Chopra has never had to catch up or fight for a podium finish in recent years. Chopra faced the biggest test since becoming India’s only track and field medalist at the Olympics.

Those in his inner circle would not have given up hope. The 24-year-old turns on what they call ‘The Neeraj Chopra in the stadium button’. Chopra enters the lofty space called the zone once he is in the throwing arena, his physio Ishaan Marwaha says. In the zone, in the stream, in a bubble. Now he rarely even glanced at his coach Dr. Klaus Bartonitz. Halfway through, the German biomechanics expert was expressionless.

Chopra had yet to utter his signature roar. Forget dreams of breaking the 90-meter barrier, even 88 eluded him despite all his experience and talent. The commentators started talking about his extensive celebrations in India after the Olympics. They quoted him saying he was not in his best shape. However, he had one thing in his arsenal: the increased arm speed. Could he fix it now?

There are now only three attempts left. Pakistani Arshad Nadeem produces a blast to get one spot behind Chopra.

In his fourth attempt, the legs, hips, shoulder, blocking leg and throwing arm helped Chopra throw the 800 gram ball to 88.13 meters. Above all, it was his mental strength to fight back to win a World Cup silver that stood out.

Gold medalist Anderson Peters, of Grenada, center, stands with silver medalist Neeraj Chopra, of India, left, and bronze medalist Jakub Vadlejch, of the Czech Republic, at a medal ceremony for the Men’s Javelin Final at the World Athletics Championships. (AP)

Even in the low season, hard work was rewarded. Chopra is not an outright powerhouse, but relies on flexibility. He has improved his lockout (front leg landing before release), increased his arm speed, improved hip mobility and increased his ankle strength. The result is finer technique and in turn more energy to keep him through the six laps.

“In the first games he got tired very quickly. This year he is not as exhausted as before (at the end of a match). The reason for that is that his throw is more efficient and his body flows well,” physiotherapist Ishaan Marwaha told The Indian Express.

Peters produced three 90-yard throws in the final, the best being a 90.54 on lap 6. Chopra had enough in the tank to work his way into second on lap four.

He burst out smiling when the cameras were on him, but waved his hands at the millions watching TV so as not to celebrate too early. He walked away with a silver but for a country that used to return empty-handed, his right arm is still gold.

The country’s obsession with finding the next Neeraj Chopra will weigh heavily on the shoulders of the next generation of pitchers. But that quest is still a few years away. For now there is no one like Chopra in Indian sport.

Neeraj Chopra, from India, competes in the men’s javelin throw final at the World Athletics Championships. (AP)

Indians googled crossover steps, block, arm speed, weight of the javelin when Chopra turned javelin throwing into a national obsession by winning the Olympic gold.

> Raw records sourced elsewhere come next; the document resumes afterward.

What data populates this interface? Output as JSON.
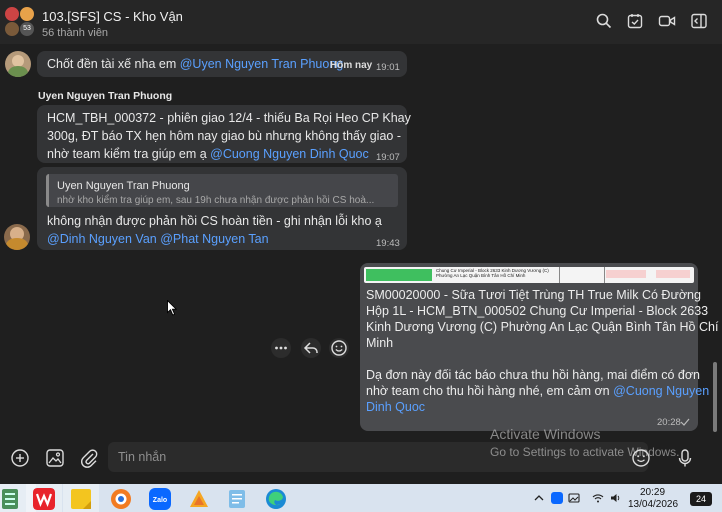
{
  "header": {
    "title": "103.[SFS] CS - Kho Vận",
    "members": "56 thành viên",
    "avatar_badge": "53"
  },
  "messages": {
    "m1": {
      "text": "Chốt đền tài xế nha em ",
      "mention": "@Uyen Nguyen Tran Phuong",
      "tag": "Hôm nay",
      "time": "19:01"
    },
    "m2": {
      "sender": "Uyen Nguyen Tran Phuong",
      "line1": "HCM_TBH_000372 - phiên giao 12/4 - thiếu Ba Rọi Heo CP Khay",
      "line2": "300g, ĐT báo TX hẹn hôm nay giao bù nhưng không thấy giao -",
      "line3": "nhờ team kiểm tra giúp em ạ ",
      "mention": "@Cuong Nguyen Dinh Quoc",
      "time": "19:07"
    },
    "m3": {
      "quote_author": "Uyen Nguyen Tran Phuong",
      "quote_text": "nhờ kho kiểm tra giúp em, sau 19h chưa nhận được phản hồi CS hoà...",
      "line1": "không nhận được phản hồi CS hoàn tiền - ghi nhận lỗi kho ạ",
      "mention1": "@Dinh Nguyen Van",
      "mention2": " @Phat Nguyen Tan",
      "time": "19:43"
    },
    "own": {
      "line1": "SM00020000   - Sữa Tươi Tiệt Trùng TH True Milk Có Đường",
      "line2": "Hộp 1L -  HCM_BTN_000502  Chung Cư Imperial - Block 2633",
      "line3": "Kinh Dương Vương (C) Phường An Lạc Quận Bình Tân Hồ Chí",
      "line4": "Minh",
      "line5": "Dạ đơn này đối tác báo chưa thu hồi hàng, mai điểm có đơn",
      "line6": "nhờ team cho thu hồi hàng nhé, em cảm ơn ",
      "mention_a": "@Cuong Nguyen",
      "mention_b": "Dinh Quoc",
      "time": "20:28",
      "attachment_text": "Chung Cư Imperial - Block 2633 Kinh Dương Vương (C) Phường An Lạc Quận Bình Tân Hồ Chí Minh"
    }
  },
  "composer": {
    "placeholder": "Tin nhắn"
  },
  "watermark": {
    "title": "Activate Windows",
    "subtitle": "Go to Settings to activate Windows."
  },
  "taskbar": {
    "time": "20:29",
    "date": "13/04/2026",
    "notifications": "24"
  },
  "colors": {
    "mention": "#5aa0ff",
    "bubble": "#333436",
    "own_bubble": "#4a4b4e",
    "background": "#1f1f1f"
  }
}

Now the country is full of armchair experts, and this number of self-proclaimed experts will no doubt increase after Chopra’s Sunday morning performance. Next time they may feel disappointed if he doesn’t win gold. An ode to his achievements. Sports stores have already spoken of a triple jump in javelin sales after the last Olympics. Chopra should pay them a tax on every sale.

His full set of medals is an astonishing achievement. Gold at the World Junior Championships, gold at the Commonwealth Games and the Asian Games, the historic Olympic gold and now the World Cup silver.

Chopra has not only put India on the javelin map of the world, but also planted the flag of Asia. He was the first male javelin thrower from Asia to win Olympic gold. Today he became the first man from Asia to win a World Cup medal in the javelin throw. He had everyone on the edge of their seats and wanted to win him a medal on Sunday morning. By the end of a nerve-wracking hour, he made history.